God had once delivered a fully formed companion for the benefit of the original Adam. I had to devise one for myself. Here was Extraversion and a graded set of childish statements. He loves to be the life and soul of the party and He knows how to entertain people and lead them. And at the bottom, He feelsuncomfortable around other people and He prefers his own company. Here in the middle was, He likes a good party but he’s always happy to come home. This was me. But should I be replicating myself? If I was to choose from the middle ofeach scale I might devise the soul of blandness. Extraversion appeared to include its antonym. There was a long adjectival list with boxes to tick: outgoing, shy, excitable, talkative, withdrawn, boastful, modest, bold, energetic, moody. I wanted none of them, not for him, not for myself.
Apart from my moments of crazed decisions, I passed most of my life, especially when alone, in a state of mood neutrality, with my personality, whatever that was, in suspension. Not bold, not withdrawn. Simply here, neither content nor morose, but carrying out tasks, thinking about dinner or sex, staring at the screen, taking a shower.
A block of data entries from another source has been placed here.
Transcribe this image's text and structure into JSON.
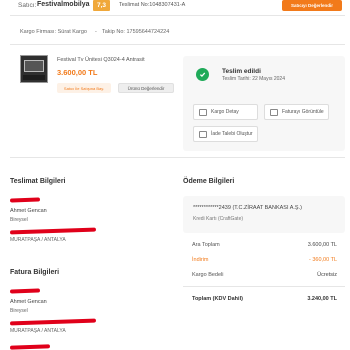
{
  "header": {
    "seller_prefix": "Satıcı:",
    "seller_name": "Festivalmobilya",
    "seller_rating": "7,3",
    "order_no": "Teslimat No:1048307431-A",
    "rate_seller_button": "Satıcıyı Değerlendir"
  },
  "cargo": {
    "firm": "Kargo Firması: Sürat Kargo",
    "tracking": "Takip No: 17595644724224"
  },
  "product": {
    "name": "Festival Tv Ünitesi Q3024-4 Antrasit",
    "price": "3.600,00 TL",
    "rate_seller_label": "Satıcı İle Satışına Bay.",
    "rate_product_label": "Ürünü Değerlendir"
  },
  "delivery": {
    "status": "Teslim edildi",
    "date": "Teslim Tarihi: 22 Mayıs 2024",
    "cargo_detail": "Kargo Detay",
    "invoice": "Faturayı Görüntüle",
    "return_request": "İade Talebi Oluştur"
  },
  "shipping_address": {
    "title": "Teslimat Bilgileri",
    "name": "Ahmet Gencan",
    "type": "Bireysel",
    "city": "MURATPAŞA / ANTALYA"
  },
  "billing_address": {
    "title": "Fatura Bilgileri",
    "name": "Ahmet Gencan",
    "type": "Bireysel",
    "city": "MURATPAŞA / ANTALYA"
  },
  "payment": {
    "title": "Ödeme Bilgileri",
    "card_number": "************2439 (T.C.ZİRAAT BANKASI A.Ş.)",
    "card_type": "Kredi Kartı (CraftGate)",
    "rows": [
      {
        "label": "Ara Toplam",
        "value": "3.600,00 TL"
      },
      {
        "label": "İndirim",
        "value": "- 360,00 TL"
      },
      {
        "label": "Kargo Bedeli",
        "value": "Ücretsiz"
      }
    ],
    "total_label": "Toplam (KDV Dahil)",
    "total_value": "3.240,00 TL"
  },
  "colors": {
    "accent": "#f27a1a",
    "success": "#1faa59",
    "redaction": "#e0001a"
  }
}
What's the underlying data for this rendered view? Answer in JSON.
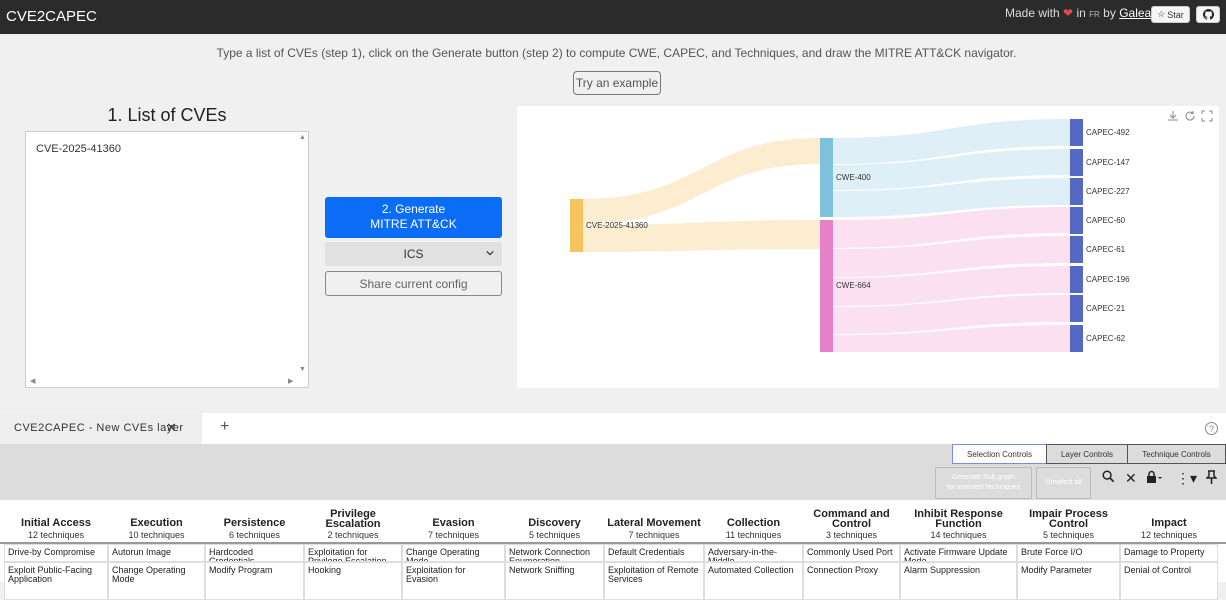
{
  "header": {
    "brand": "CVE2CAPEC",
    "made_with": "Made with",
    "in": "in",
    "fr": "FR",
    "by": "by",
    "author": "Galeax",
    "star": "Star"
  },
  "instructions": "Type a list of CVEs (step 1), click on the Generate button (step 2) to compute CWE, CAPEC, and Techniques, and draw the MITRE ATT&CK navigator.",
  "try_example": "Try an example",
  "cve_list": {
    "title": "1. List of CVEs",
    "value": "CVE-2025-41360"
  },
  "generate": {
    "line1": "2. Generate",
    "line2": "MITRE ATT&CK"
  },
  "domain_select": "ICS",
  "share": "Share current config",
  "sankey": {
    "cve": "CVE-2025-41360",
    "cwe": [
      "CWE-400",
      "CWE-664"
    ],
    "capec": [
      "CAPEC-492",
      "CAPEC-147",
      "CAPEC-227",
      "CAPEC-60",
      "CAPEC-61",
      "CAPEC-196",
      "CAPEC-21",
      "CAPEC-62"
    ],
    "colors": {
      "cve": "#f5c45e",
      "cwe400": "#7ec1dc",
      "cwe664": "#e580c9",
      "capec": "#5468c4"
    }
  },
  "layer_tab": "CVE2CAPEC - New CVEs layer",
  "controls": {
    "tabs": [
      "Selection Controls",
      "Layer Controls",
      "Technique Controls"
    ],
    "gen_sub": [
      "Generate Sub graph",
      "for selected Techniques"
    ],
    "unselect": "Unselect all"
  },
  "tactics": [
    {
      "name": [
        "Initial Access"
      ],
      "count": "12",
      "unit": "techniques",
      "cells": [
        [
          "Drive-by Compromise"
        ],
        [
          "Exploit Public-Facing",
          "Application"
        ]
      ]
    },
    {
      "name": [
        "Execution"
      ],
      "count": "10",
      "unit": "techniques",
      "cells": [
        [
          "Autorun Image"
        ],
        [
          "Change Operating",
          "Mode"
        ]
      ]
    },
    {
      "name": [
        "Persistence"
      ],
      "count": "6",
      "unit": "techniques",
      "cells": [
        [
          "Hardcoded Credentials"
        ],
        [
          "Modify Program"
        ]
      ]
    },
    {
      "name": [
        "Privilege",
        "Escalation"
      ],
      "count": "2",
      "unit": "techniques",
      "cells": [
        [
          "Exploitation for",
          "Privilege Escalation"
        ],
        [
          "Hooking"
        ]
      ]
    },
    {
      "name": [
        "Evasion"
      ],
      "count": "7",
      "unit": "techniques",
      "cells": [
        [
          "Change Operating Mode"
        ],
        [
          "Exploitation for Evasion"
        ]
      ]
    },
    {
      "name": [
        "Discovery"
      ],
      "count": "5",
      "unit": "techniques",
      "cells": [
        [
          "Network Connection",
          "Enumeration"
        ],
        [
          "Network Sniffing"
        ]
      ]
    },
    {
      "name": [
        "Lateral Movement"
      ],
      "count": "7",
      "unit": "techniques",
      "cells": [
        [
          "Default Credentials"
        ],
        [
          "Exploitation of Remote",
          "Services"
        ]
      ]
    },
    {
      "name": [
        "Collection"
      ],
      "count": "11",
      "unit": "techniques",
      "cells": [
        [
          "Adversary-in-the-Middle"
        ],
        [
          "Automated Collection"
        ]
      ]
    },
    {
      "name": [
        "Command and",
        "Control"
      ],
      "count": "3",
      "unit": "techniques",
      "cells": [
        [
          "Commonly Used Port"
        ],
        [
          "Connection Proxy"
        ]
      ]
    },
    {
      "name": [
        "Inhibit Response",
        "Function"
      ],
      "count": "14",
      "unit": "techniques",
      "cells": [
        [
          "Activate Firmware Update",
          "Mode"
        ],
        [
          "Alarm Suppression"
        ]
      ]
    },
    {
      "name": [
        "Impair Process",
        "Control"
      ],
      "count": "5",
      "unit": "techniques",
      "cells": [
        [
          "Brute Force I/O"
        ],
        [
          "Modify Parameter"
        ]
      ]
    },
    {
      "name": [
        "Impact"
      ],
      "count": "12",
      "unit": "techniques",
      "cells": [
        [
          "Damage to Property"
        ],
        [
          "Denial of Control"
        ]
      ]
    }
  ]
}
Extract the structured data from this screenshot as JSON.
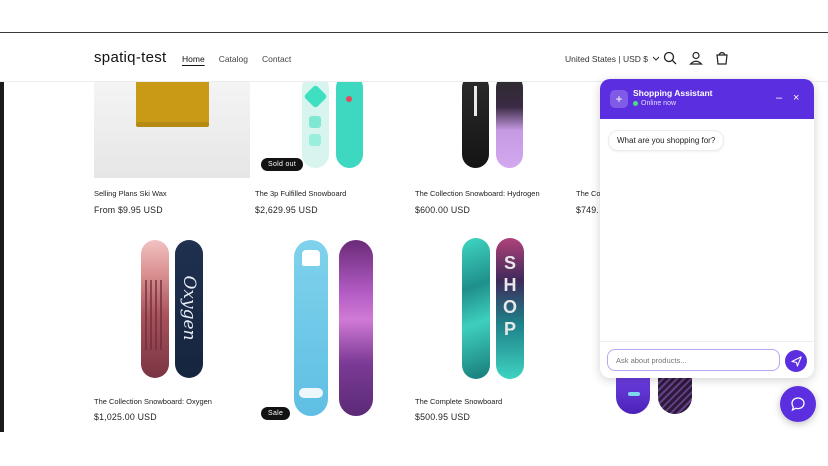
{
  "header": {
    "logo": "spatiq-test",
    "nav": [
      "Home",
      "Catalog",
      "Contact"
    ],
    "country": "United States | USD $"
  },
  "products": [
    {
      "title": "Selling Plans Ski Wax",
      "price": "From $9.95 USD"
    },
    {
      "title": "The 3p Fulfilled Snowboard",
      "price": "$2,629.95 USD",
      "badge": "Sold out"
    },
    {
      "title": "The Collection Snowboard: Hydrogen",
      "price": "$600.00 USD"
    },
    {
      "title": "The Co",
      "price": "$749."
    },
    {
      "title": "The Collection Snowboard: Oxygen",
      "price": "$1,025.00 USD"
    },
    {
      "title": "",
      "price": "",
      "badge": "Sale"
    },
    {
      "title": "The Complete Snowboard",
      "price": "$500.95 USD"
    }
  ],
  "chat": {
    "title": "Shopping Assistant",
    "status": "Online now",
    "message": "What are you shopping for?",
    "placeholder": "Ask about products...",
    "accent": "#5b2ee0"
  }
}
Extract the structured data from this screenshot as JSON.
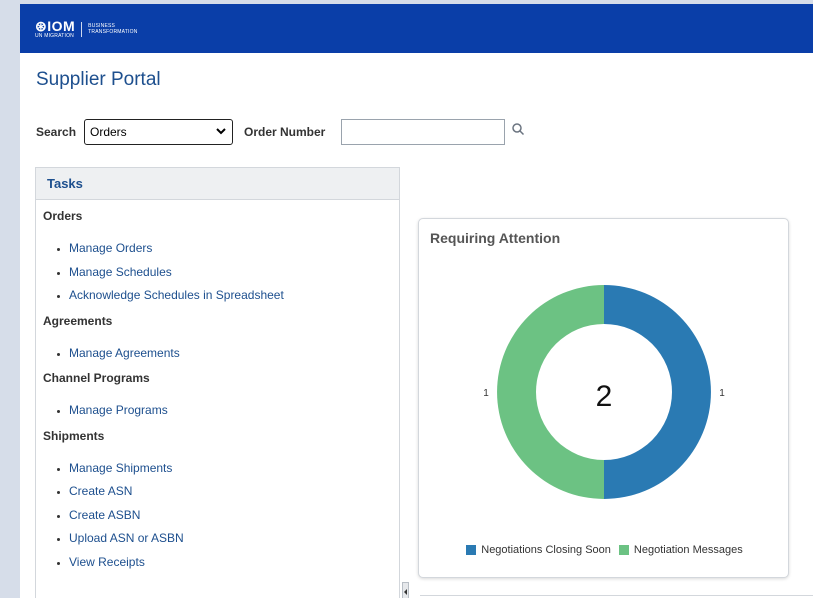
{
  "header": {
    "logo_mark": "⊛IOM",
    "logo_sub": "UN MIGRATION",
    "logo_bt_1": "BUSINESS",
    "logo_bt_2": "TRANSFORMATION"
  },
  "page": {
    "title": "Supplier Portal"
  },
  "search": {
    "label": "Search",
    "selected": "Orders",
    "order_number_label": "Order Number",
    "order_number_value": ""
  },
  "tasks": {
    "title": "Tasks",
    "sections": [
      {
        "title": "Orders",
        "links": [
          "Manage Orders",
          "Manage Schedules",
          "Acknowledge Schedules in Spreadsheet"
        ]
      },
      {
        "title": "Agreements",
        "links": [
          "Manage Agreements"
        ]
      },
      {
        "title": "Channel Programs",
        "links": [
          "Manage Programs"
        ]
      },
      {
        "title": "Shipments",
        "links": [
          "Manage Shipments",
          "Create ASN",
          "Create ASBN",
          "Upload ASN or ASBN",
          "View Receipts"
        ]
      }
    ]
  },
  "attention": {
    "title": "Requiring Attention",
    "total": "2",
    "left_value": "1",
    "right_value": "1",
    "legend": [
      {
        "label": "Negotiations Closing Soon",
        "color": "#2a7ab3"
      },
      {
        "label": "Negotiation Messages",
        "color": "#6cc283"
      }
    ]
  },
  "chart_data": {
    "type": "pie",
    "title": "Requiring Attention",
    "categories": [
      "Negotiations Closing Soon",
      "Negotiation Messages"
    ],
    "values": [
      1,
      1
    ],
    "center_label": "2",
    "legend_position": "bottom"
  },
  "colors": {
    "brand": "#0a3ea8",
    "link": "#1d4f8e",
    "slice_blue": "#2a7ab3",
    "slice_green": "#6cc283"
  }
}
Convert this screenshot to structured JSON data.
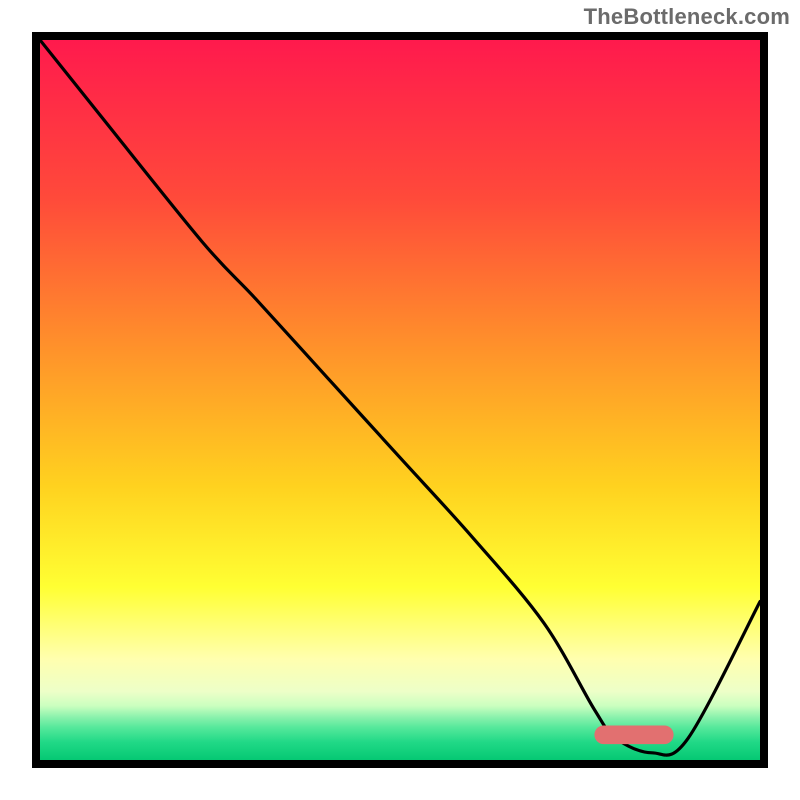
{
  "attribution": "TheBottleneck.com",
  "chart_data": {
    "type": "line",
    "title": "",
    "xlabel": "",
    "ylabel": "",
    "xlim": [
      0,
      100
    ],
    "ylim": [
      0,
      100
    ],
    "grid": false,
    "legend": false,
    "gradient_stops": [
      {
        "pos": 0.0,
        "color": "#ff1a4d"
      },
      {
        "pos": 0.22,
        "color": "#ff4a3a"
      },
      {
        "pos": 0.42,
        "color": "#ff8f2b"
      },
      {
        "pos": 0.62,
        "color": "#ffd21f"
      },
      {
        "pos": 0.76,
        "color": "#ffff33"
      },
      {
        "pos": 0.86,
        "color": "#ffffaf"
      },
      {
        "pos": 0.905,
        "color": "#edffc8"
      },
      {
        "pos": 0.925,
        "color": "#caffbf"
      },
      {
        "pos": 0.94,
        "color": "#8cf2ad"
      },
      {
        "pos": 0.955,
        "color": "#55e89b"
      },
      {
        "pos": 0.975,
        "color": "#21d987"
      },
      {
        "pos": 1.0,
        "color": "#05c873"
      }
    ],
    "series": [
      {
        "name": "bottleneck-curve",
        "color": "#000000",
        "x": [
          0,
          8,
          22.5,
          30,
          40,
          50,
          60,
          70,
          77,
          80,
          85,
          90,
          100
        ],
        "values": [
          100,
          90,
          72,
          64,
          53,
          42,
          31,
          19,
          7,
          3,
          1,
          3,
          22
        ]
      }
    ],
    "marker": {
      "name": "optimal-range",
      "color": "#e27070",
      "x_start": 77,
      "x_end": 88,
      "y": 3.5,
      "thickness_pct": 2.6
    }
  }
}
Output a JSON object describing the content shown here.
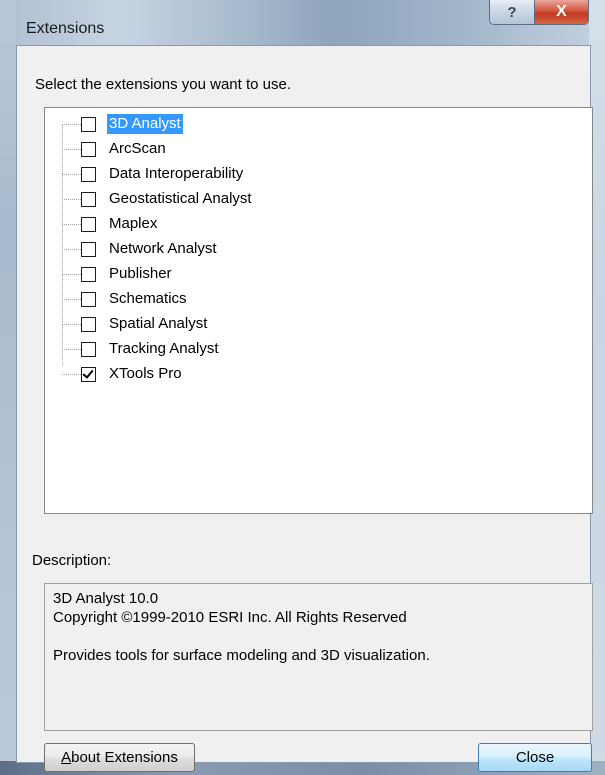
{
  "window": {
    "title": "Extensions",
    "help_glyph": "?",
    "close_glyph": "X"
  },
  "instruction": "Select the extensions you want to use.",
  "extensions": [
    {
      "label": "3D Analyst",
      "checked": false,
      "selected": true
    },
    {
      "label": "ArcScan",
      "checked": false,
      "selected": false
    },
    {
      "label": "Data Interoperability",
      "checked": false,
      "selected": false
    },
    {
      "label": "Geostatistical Analyst",
      "checked": false,
      "selected": false
    },
    {
      "label": "Maplex",
      "checked": false,
      "selected": false
    },
    {
      "label": "Network Analyst",
      "checked": false,
      "selected": false
    },
    {
      "label": "Publisher",
      "checked": false,
      "selected": false
    },
    {
      "label": "Schematics",
      "checked": false,
      "selected": false
    },
    {
      "label": "Spatial Analyst",
      "checked": false,
      "selected": false
    },
    {
      "label": "Tracking Analyst",
      "checked": false,
      "selected": false
    },
    {
      "label": "XTools Pro",
      "checked": true,
      "selected": false
    }
  ],
  "description": {
    "title": "Description:",
    "line1": "3D Analyst 10.0",
    "line2": "Copyright ©1999-2010 ESRI Inc. All Rights Reserved",
    "line3": "Provides tools for surface modeling and 3D visualization."
  },
  "buttons": {
    "about_first": "A",
    "about_rest": "bout Extensions",
    "close": "Close"
  },
  "colors": {
    "selection": "#3399ff",
    "dialog_bg": "#f0f0f0"
  }
}
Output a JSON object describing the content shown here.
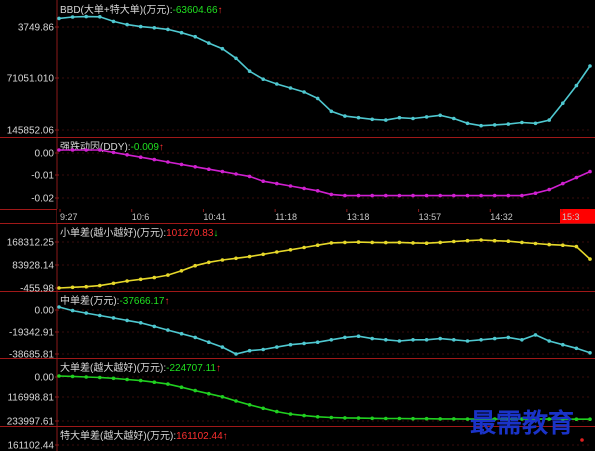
{
  "colors": {
    "background": "#000000",
    "axis_line": "#8b1a1a",
    "panel_divider": "#a01818",
    "grid": "#3a0c0c",
    "label_text": "#d8d8d8",
    "value_positive": "#ff3030",
    "value_negative": "#20e020",
    "cyan": "#4fc8d0",
    "magenta": "#d020d0",
    "yellow": "#e6d82a",
    "green": "#20d020",
    "red": "#e02020",
    "current_time_box": "#ff0000",
    "watermark": "#1a33c8"
  },
  "watermark": {
    "text": "最需教育"
  },
  "time_axis": {
    "labels": [
      "9:27",
      "10:6",
      "10:41",
      "11:18",
      "13:18",
      "13:57",
      "14:32",
      "15:3"
    ]
  },
  "panels": [
    {
      "id": "bbd",
      "title": "BBD(大单+特大单)(万元):",
      "value": "-63604.66",
      "arrow": "↑",
      "arrow_color": "#ff3030",
      "value_color": "#20e020",
      "y_labels": [
        "3749.86",
        "71051.010",
        "145852.06"
      ]
    },
    {
      "id": "ddy",
      "title": "强跌动因(DDY):",
      "value": "-0.009",
      "arrow": "↑",
      "arrow_color": "#ff3030",
      "value_color": "#20e020",
      "y_labels": [
        "0.00",
        "-0.01",
        "-0.02"
      ]
    },
    {
      "id": "small",
      "title": "小单差(越小越好)(万元):",
      "value": "101270.83",
      "arrow": "↓",
      "arrow_color": "#20e020",
      "value_color": "#ff3030",
      "y_labels": [
        "168312.25",
        "83928.14",
        "-455.98"
      ]
    },
    {
      "id": "mid",
      "title": "中单差(万元):",
      "value": "-37666.17",
      "arrow": "↑",
      "arrow_color": "#ff3030",
      "value_color": "#20e020",
      "y_labels": [
        "0.00",
        "-19342.91",
        "-38685.81"
      ]
    },
    {
      "id": "large",
      "title": "大单差(越大越好)(万元):",
      "value": "-224707.11",
      "arrow": "↑",
      "arrow_color": "#ff3030",
      "value_color": "#20e020",
      "y_labels": [
        "0.00",
        "116998.81",
        "233997.61"
      ]
    },
    {
      "id": "xlarge",
      "title": "特大单差(越大越好)(万元):",
      "value": "161102.44",
      "arrow": "↑",
      "arrow_color": "#ff3030",
      "value_color": "#ff3030",
      "y_labels": [
        "161102.44"
      ]
    }
  ],
  "chart_data": [
    {
      "type": "line",
      "title": "BBD(大单+特大单)(万元)",
      "series": [
        {
          "name": "BBD(大单+特大单)(万元)",
          "values": [
            -4200,
            -2500,
            -2000,
            -2200,
            -8000,
            -12000,
            -14500,
            -16000,
            -18000,
            -22000,
            -27000,
            -35000,
            -42000,
            -54000,
            -70000,
            -80000,
            -86000,
            -91000,
            -96000,
            -104000,
            -120000,
            -126000,
            -128000,
            -130000,
            -131000,
            -128000,
            -129000,
            -127000,
            -125000,
            -129000,
            -135000,
            -138000,
            -137000,
            -136000,
            -134000,
            -135000,
            -131000,
            -110000,
            -88000,
            -63604.66
          ]
        }
      ]
    },
    {
      "type": "line",
      "title": "强跌动因(DDY)",
      "series": [
        {
          "name": "强跌动因(DDY)",
          "values": [
            0.0,
            0.0,
            0.0,
            0.0,
            -0.001,
            -0.002,
            -0.003,
            -0.004,
            -0.005,
            -0.006,
            -0.007,
            -0.008,
            -0.009,
            -0.01,
            -0.011,
            -0.013,
            -0.014,
            -0.015,
            -0.016,
            -0.017,
            -0.0185,
            -0.019,
            -0.019,
            -0.019,
            -0.019,
            -0.019,
            -0.019,
            -0.019,
            -0.019,
            -0.019,
            -0.019,
            -0.019,
            -0.019,
            -0.019,
            -0.019,
            -0.018,
            -0.0165,
            -0.014,
            -0.0115,
            -0.009
          ]
        }
      ]
    },
    {
      "type": "line",
      "title": "小单差(越小越好)(万元)",
      "series": [
        {
          "name": "小单差(越小越好)(万元)",
          "values": [
            -455.98,
            2000,
            4000,
            8000,
            16000,
            24000,
            30000,
            36000,
            45000,
            60000,
            78000,
            90000,
            98000,
            104000,
            110000,
            118000,
            126000,
            134000,
            142000,
            150000,
            158000,
            160000,
            161000,
            160000,
            159000,
            160000,
            158000,
            157000,
            160000,
            163000,
            166000,
            168312.25,
            166000,
            164000,
            160000,
            156000,
            152000,
            150000,
            145000,
            101270.83
          ]
        }
      ]
    },
    {
      "type": "line",
      "title": "中单差(万元)",
      "series": [
        {
          "name": "中单差(万元)",
          "values": [
            0,
            -3000,
            -5000,
            -7000,
            -9000,
            -11000,
            -13000,
            -16000,
            -19000,
            -22000,
            -25000,
            -29000,
            -33000,
            -38685.81,
            -36000,
            -35000,
            -33000,
            -31000,
            -30000,
            -29000,
            -27000,
            -25000,
            -24000,
            -26000,
            -27000,
            -28000,
            -27000,
            -27000,
            -26000,
            -27000,
            -28000,
            -27000,
            -26000,
            -25000,
            -27000,
            -23000,
            -28000,
            -31000,
            -34000,
            -37666.17
          ]
        }
      ]
    },
    {
      "type": "line",
      "title": "大单差(越大越好)(万元)",
      "series": [
        {
          "name": "大单差(越大越好)(万元)",
          "values": [
            0,
            -2000,
            -5000,
            -8000,
            -12000,
            -18000,
            -24000,
            -32000,
            -42000,
            -58000,
            -76000,
            -92000,
            -108000,
            -130000,
            -150000,
            -168000,
            -185000,
            -198000,
            -206000,
            -212000,
            -216000,
            -218000,
            -219000,
            -220000,
            -221000,
            -221000,
            -222000,
            -222000,
            -223000,
            -223000,
            -224000,
            -224000,
            -224000,
            -224000,
            -224000,
            -224000,
            -224000,
            -224000,
            -224500,
            -224707.11
          ]
        }
      ]
    },
    {
      "type": "line",
      "title": "特大单差(越大越好)(万元)",
      "series": [
        {
          "name": "特大单差(越大越好)(万元)",
          "values": [
            161102.44
          ]
        }
      ]
    }
  ]
}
Intermittent regrets about the past, occasional forebodings about the future, barely aware of the present, except in the obvious sensory realm. Psychology, once so interested in the trillion ways the mind goes awry, was now drawn to what it considered the common emotions, from grief to joy. But it had overlooked a vast domain of everyday existence: absent illness, famine, war or other stresses, a lot of life is lived in the neutral zone, a familiar garden, but a grey one, unremarkable, immediately forgotten, hard to describe.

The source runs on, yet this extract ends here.